Curiously enough, twenty years ago Allègre wrote in “Clés pour la géologie”, (éd. Belin/France Culture):
“En brûlant des combustibles fossiles, l’homme a augmenté le taux de gaz carbonique dans l’atmosphère, ce qui fait, par exemple, que depuis un siècle la température moyenne du globe a augmenté d’un demi-degré.”
(Translation)
“By burning fossil fuels man enhanced the concentration of carbon dioxide in the atmosphere which has raised the global mean temperature by half a degree in the last century”.
But at that time he used this argument against the anti-nuclear energy movement. It might be that there is simply a bit too much politics in Allègre’s life…
Maurizio Morabito says
Re: 50
Dan
Regarding regurgitations, please do read a comment before replying
The “great unwashed” was about people like me
Barton Paul Levenson says
Re #49 and “Dan: Whatever Al Gore is doing to be carbon-neutral (and the amounts to offset do vary from website to website), it is not part of any article I have ever read about his movie…Wonder if the great unwashed are supposed to be googling about the Man?…ClimateCrisis clear states “Fly less”: the air-travel offset is supposed to be an alternative, if one really cannot fly less, not the main message. Has Mr Gore organized the launch of the movie in different countries so he would minimise the amount of miles, one wonders…And most of all, why oh why could he not ram in the clear-and-present-danger of climate change by presenting the movie via internet conferencing?”

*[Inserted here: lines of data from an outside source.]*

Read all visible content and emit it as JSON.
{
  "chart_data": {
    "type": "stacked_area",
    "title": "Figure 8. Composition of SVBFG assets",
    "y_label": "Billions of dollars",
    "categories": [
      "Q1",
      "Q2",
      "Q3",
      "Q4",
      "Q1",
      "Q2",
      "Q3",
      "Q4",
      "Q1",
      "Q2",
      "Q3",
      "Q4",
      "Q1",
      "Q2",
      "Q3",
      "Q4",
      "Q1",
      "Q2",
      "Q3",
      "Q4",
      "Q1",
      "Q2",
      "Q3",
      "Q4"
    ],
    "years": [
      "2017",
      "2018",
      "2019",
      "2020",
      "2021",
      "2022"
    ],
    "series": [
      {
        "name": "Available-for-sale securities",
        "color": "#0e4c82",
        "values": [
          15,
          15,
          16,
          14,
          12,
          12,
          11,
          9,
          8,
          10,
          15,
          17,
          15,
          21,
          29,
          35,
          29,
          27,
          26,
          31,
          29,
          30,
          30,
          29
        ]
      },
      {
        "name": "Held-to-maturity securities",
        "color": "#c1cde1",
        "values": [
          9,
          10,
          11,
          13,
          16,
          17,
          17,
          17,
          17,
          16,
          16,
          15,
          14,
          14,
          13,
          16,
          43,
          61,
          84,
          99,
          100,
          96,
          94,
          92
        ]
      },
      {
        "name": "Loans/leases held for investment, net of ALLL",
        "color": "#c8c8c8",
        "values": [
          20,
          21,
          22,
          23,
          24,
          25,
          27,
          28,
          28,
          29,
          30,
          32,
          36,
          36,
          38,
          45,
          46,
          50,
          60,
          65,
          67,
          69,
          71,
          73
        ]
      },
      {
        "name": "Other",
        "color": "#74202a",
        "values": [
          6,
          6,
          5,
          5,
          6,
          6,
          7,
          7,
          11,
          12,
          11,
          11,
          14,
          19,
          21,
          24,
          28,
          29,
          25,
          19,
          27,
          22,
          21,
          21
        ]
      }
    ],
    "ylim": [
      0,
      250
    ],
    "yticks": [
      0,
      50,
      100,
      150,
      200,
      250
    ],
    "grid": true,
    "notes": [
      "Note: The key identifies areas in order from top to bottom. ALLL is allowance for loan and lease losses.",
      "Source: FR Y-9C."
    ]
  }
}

I take it this poster would ignore a doctor’s advice to quit smoking if the doctor was a smoker himself. That’s a logical fallacy, buddy. Try talking about the issue instead of the people presenting the issue.
-BPL
Dan says
re: 51. “Wonder if the great unwashed are supposed to be googling about the Man?” and “The “great unwashed” was about people like me”.
It certainly does not read that way.
Maurizio Morabito says
RE: 52
BPL: I didn’t say _we_ should not follow Gore’s advice because he’s more of a global warming “sinner” than most of us.
I wrote that “it would help” if _he_ would follow his own advice
I am sure “Gore pledges not to travel by air” would be headline news for days
Re 53:
Dan: Apologies for not having been clearer. You had suggested to google about Gore. My point was that most people reading all the commentaries about the movie should not “have to” google.
Somehow the message about him being carbon neutral is not filtering through to the newspapers, the vast majority of whose articles I have read talk positively about Gore’s efforts
And in any case the question remains: what’s so wrong with internet conferencing, nowadays? Especially in a circumstance where its usage would underly the message so effectively
William H. Calvin says
In 1994, I happened to be sitting next to Carl Sagan at a conference table when Claude Allegre came in and sat down across the table from us. Sagan immediately started criticizing Allegre for something he had written about early planetary atmospheres. I have never witnessed such a hard-edged scientific critique in my life. Sagan was really mad at Allegre for continuing to push something that had been shown to be wrong (or so I remember, not knowlng the subject material myself). This went on for perhaps ten minutes, with Allegre having trouble getting a word in edgewise.
Stephen Berg says
“Greenland Ice Sheet on a Downward Slide”:
http://www.sciencedaily.com/releases/2006/10/061019162746.htm
http://www.nasa.gov/centers/goddard/news/topstory/2006/greenland_slide.html
RAC says
Allegre makes a defense of his scepticism in Le Monde of 26th October.Article entitled ‘Le droit au doute scientifique‘ in Opinion section… The scientist’s right to scepticism.